De acordo com a Saab, a oferta contempla os novos submarinos de propulsão convencional A26, que estão sendo construídos para a Marinha da Suécia, equipados com tecnologias de última geração, além de opções de compensações industriais baseadas em cooperação industrial e transferência de tecnologia. Até o momento, vale esclarecer, a empresa sueca não assinou contratos nem recebeu pedidos formais, mas dará início a um processo de negociação com a Agência de Armamento da Polônia para dar sequência à decisão anunciada recentemente.
“Estamos honrados por termos sido selecionados e aguardamos as próximas negociações com a Agência de Armamento na Polônia. A oferta sueca, com submarinos projetados para o Mar Báltico, é a escolha certa para o povo polonês. Ela ampliará de forma significativa a capacidade operacional da Marinha da Polônia e beneficiará a economia polonesa”, afirmou Micael Johansson, presidente e CEO da Saab.
A companhia atuará em conjunto com a Administração Sueca de Material de Defesa (FMV) nas próximas etapas do processo de aquisição, em coordenação com as autoridades polonesas.
Declaração do governo polonês sobre o Programa ORKA e os A26
O vice-primeiro-ministro e ministro da Defesa da Polônia, Władysław Kosiniak-Kamysz, confirmou a escolha dos A26 por meio de um comunicado oficial, ao afirmar que: “Um dia decisivo para a segurança da Polônia e da nossa Marinha. A Polônia comprará três submarinos da Suécia. Esta decisão estabelece uma nova arquitetura de segurança no Mar Báltico”. Ele também ressaltou que o contrato criará novas oportunidades para a economia e para a indústria de defesa do país e declarou: “O Programa ORKA foi uma prioridade para o nosso governo desde o início. Cumprimos nossa palavra”.
Situação da “frota” submarina da Marinha da Polônia
Após a desativação dos submarinos da classe Kobben, de origem norueguesa, a Marinha da Polônia opera somente o ORP Orzeł, um submarino da classe Kilo em serviço desde 1986. A embarcação voltou à operação em 2024 depois de um longo processo de inspeções, reparos e manutenção iniciado em 2014. Durante sua permanência no estaleiro de Gdynia, foram identificados danos estruturais que exigiram a substituição de chapas do casco e outras intervenções. O navio também sofreu um incêndio em 2017 durante o descarregamento das baterias, o que atrasou sua entrega à marinha polonesa.
Em comunicado oficial por ocasião do retorno ao serviço, a Marinha informou que o ORP Orzeł “realizou testes subaquáticos em profundidade de periscópio, imersão completa em várias profundidades e navegação em profundidade de snorkel”.

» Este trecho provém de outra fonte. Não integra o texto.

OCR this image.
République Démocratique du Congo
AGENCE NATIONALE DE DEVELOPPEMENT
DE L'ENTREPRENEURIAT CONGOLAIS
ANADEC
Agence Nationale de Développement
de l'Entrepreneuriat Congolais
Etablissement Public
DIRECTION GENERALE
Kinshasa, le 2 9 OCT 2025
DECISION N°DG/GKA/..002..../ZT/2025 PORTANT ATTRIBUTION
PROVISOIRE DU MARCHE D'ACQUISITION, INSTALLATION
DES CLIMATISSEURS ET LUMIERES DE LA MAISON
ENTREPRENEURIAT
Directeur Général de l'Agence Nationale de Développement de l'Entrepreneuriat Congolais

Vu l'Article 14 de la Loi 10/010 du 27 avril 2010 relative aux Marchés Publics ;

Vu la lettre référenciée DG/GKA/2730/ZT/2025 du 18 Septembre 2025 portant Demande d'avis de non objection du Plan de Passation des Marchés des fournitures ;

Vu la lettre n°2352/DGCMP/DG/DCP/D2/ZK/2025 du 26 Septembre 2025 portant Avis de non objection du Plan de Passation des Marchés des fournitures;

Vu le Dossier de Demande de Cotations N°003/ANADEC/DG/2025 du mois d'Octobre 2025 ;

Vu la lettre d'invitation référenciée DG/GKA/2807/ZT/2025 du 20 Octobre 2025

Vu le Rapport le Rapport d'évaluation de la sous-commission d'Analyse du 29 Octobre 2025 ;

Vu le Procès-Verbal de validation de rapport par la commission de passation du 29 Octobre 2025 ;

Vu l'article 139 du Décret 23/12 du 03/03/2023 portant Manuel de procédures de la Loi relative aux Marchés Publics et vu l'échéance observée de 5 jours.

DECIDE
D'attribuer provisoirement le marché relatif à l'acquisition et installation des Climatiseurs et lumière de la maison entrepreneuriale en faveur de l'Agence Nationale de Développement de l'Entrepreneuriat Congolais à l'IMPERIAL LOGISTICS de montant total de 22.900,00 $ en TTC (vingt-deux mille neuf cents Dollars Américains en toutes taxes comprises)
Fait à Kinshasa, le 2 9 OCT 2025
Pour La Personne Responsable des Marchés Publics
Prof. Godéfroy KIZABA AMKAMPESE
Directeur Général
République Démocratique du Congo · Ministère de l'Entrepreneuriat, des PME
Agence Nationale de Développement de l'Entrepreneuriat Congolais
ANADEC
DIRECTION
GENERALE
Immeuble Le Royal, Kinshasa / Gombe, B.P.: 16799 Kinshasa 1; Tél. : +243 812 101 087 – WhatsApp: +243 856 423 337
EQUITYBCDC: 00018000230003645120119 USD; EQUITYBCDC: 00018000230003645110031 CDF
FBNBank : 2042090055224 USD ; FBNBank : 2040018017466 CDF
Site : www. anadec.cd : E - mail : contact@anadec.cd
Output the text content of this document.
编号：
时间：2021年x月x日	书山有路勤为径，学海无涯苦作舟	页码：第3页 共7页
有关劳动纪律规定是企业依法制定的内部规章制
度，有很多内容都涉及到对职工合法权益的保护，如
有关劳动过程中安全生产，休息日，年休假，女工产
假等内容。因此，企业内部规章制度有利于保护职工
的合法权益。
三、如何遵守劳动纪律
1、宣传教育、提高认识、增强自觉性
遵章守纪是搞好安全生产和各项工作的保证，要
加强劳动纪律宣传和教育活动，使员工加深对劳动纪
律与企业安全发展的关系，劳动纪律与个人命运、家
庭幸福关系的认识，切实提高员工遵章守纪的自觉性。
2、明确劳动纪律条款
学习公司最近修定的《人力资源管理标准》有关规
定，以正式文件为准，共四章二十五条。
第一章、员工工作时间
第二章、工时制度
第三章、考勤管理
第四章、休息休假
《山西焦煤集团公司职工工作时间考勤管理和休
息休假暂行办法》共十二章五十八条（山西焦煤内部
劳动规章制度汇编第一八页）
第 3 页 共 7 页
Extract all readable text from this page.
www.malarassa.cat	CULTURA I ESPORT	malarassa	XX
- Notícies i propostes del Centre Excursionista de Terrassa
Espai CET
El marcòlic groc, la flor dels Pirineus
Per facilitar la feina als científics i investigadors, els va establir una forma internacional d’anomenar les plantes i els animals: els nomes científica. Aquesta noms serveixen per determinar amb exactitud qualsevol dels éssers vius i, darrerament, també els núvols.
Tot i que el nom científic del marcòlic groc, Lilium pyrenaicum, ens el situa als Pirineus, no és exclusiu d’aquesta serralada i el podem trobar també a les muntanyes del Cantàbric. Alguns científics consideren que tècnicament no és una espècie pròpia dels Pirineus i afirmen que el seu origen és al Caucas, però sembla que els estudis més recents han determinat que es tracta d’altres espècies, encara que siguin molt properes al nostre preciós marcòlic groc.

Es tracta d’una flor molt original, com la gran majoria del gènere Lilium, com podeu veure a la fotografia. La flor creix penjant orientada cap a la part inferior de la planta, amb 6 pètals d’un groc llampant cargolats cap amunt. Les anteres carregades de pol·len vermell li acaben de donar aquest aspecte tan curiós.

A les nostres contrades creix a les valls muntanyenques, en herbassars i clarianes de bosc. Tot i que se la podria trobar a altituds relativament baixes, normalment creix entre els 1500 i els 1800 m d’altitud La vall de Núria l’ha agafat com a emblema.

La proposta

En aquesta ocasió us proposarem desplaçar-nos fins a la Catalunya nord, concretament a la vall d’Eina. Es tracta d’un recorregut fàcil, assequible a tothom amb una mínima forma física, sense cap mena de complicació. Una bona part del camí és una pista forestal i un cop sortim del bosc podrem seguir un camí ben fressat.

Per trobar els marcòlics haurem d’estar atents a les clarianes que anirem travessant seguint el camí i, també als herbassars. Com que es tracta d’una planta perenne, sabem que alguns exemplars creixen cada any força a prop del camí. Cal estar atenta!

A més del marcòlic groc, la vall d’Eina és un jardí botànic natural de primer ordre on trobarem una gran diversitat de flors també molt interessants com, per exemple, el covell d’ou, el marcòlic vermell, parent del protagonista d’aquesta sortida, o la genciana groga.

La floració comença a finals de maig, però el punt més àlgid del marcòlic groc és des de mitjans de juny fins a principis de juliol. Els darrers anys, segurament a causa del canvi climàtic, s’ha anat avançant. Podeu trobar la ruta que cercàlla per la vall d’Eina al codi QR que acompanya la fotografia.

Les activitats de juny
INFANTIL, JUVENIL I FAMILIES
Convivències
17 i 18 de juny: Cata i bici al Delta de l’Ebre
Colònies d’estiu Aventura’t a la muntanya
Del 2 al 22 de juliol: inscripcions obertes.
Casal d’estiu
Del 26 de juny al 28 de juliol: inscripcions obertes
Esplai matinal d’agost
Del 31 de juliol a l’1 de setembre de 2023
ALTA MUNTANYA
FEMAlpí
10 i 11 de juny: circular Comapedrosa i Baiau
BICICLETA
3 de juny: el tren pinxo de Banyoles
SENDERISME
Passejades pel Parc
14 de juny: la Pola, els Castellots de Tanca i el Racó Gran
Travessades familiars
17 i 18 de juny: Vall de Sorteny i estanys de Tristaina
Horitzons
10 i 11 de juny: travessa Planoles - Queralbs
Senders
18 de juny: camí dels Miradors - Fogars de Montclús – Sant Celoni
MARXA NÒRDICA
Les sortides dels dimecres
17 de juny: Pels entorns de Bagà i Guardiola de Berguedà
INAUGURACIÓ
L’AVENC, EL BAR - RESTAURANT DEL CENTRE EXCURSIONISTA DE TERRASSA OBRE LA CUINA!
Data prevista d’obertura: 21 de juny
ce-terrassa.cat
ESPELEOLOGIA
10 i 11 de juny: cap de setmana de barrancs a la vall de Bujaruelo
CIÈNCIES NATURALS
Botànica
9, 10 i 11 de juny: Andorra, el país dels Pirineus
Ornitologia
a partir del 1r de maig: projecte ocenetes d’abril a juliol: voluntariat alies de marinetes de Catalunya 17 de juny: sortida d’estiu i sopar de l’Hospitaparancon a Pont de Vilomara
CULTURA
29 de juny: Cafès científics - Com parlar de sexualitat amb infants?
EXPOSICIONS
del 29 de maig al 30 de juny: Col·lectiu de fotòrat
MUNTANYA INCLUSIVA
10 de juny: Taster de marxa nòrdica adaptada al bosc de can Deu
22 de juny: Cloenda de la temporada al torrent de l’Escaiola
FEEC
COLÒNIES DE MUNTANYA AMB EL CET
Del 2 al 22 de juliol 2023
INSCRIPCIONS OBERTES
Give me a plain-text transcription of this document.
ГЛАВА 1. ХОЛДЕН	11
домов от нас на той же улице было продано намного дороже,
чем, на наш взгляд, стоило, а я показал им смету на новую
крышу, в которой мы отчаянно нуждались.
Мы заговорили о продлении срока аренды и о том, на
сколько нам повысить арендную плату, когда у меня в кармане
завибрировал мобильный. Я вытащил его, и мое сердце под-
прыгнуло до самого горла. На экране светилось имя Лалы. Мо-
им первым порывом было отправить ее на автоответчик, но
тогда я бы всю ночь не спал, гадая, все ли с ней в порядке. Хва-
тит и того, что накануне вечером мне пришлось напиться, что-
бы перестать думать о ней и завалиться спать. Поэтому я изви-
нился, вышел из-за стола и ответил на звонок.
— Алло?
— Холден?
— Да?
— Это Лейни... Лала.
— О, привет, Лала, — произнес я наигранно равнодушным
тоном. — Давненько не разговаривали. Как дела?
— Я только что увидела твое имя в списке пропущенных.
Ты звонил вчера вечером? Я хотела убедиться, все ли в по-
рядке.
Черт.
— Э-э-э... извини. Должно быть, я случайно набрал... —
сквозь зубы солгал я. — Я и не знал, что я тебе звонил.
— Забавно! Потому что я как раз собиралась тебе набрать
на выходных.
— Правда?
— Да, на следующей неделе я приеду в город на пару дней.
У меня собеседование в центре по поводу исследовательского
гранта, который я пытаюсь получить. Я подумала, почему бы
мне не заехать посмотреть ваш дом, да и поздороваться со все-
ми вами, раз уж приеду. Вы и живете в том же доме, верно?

Mesmo assim, os problemas recorrentes fizeram com que os planos de modernização do submarino - que incluíam a integração do sistema SUBTICS, novos periscópios, sonar atualizado e torpedos F-21 - fossem cancelados, deixando o Programa ORKA como a principal via para recompor a capacidade submarina.
Competição internacional pelo Programa ORKA
Nos últimos anos, diferentes empresas internacionais tentaram se posicionar como alternativas para equipar a Marinha da Polônia com uma nova geração de submarinos de propulsão convencional. Em setembro de 2025, a Naval Group, da França, e a empresa polonesa PGZ firmaram acordos de cooperação industrial, incluindo transferência de tecnologia, produção local e apoio de engenharia, para apresentar a classe de submarinos Scorpène como solução para a renovação da frota polonesa.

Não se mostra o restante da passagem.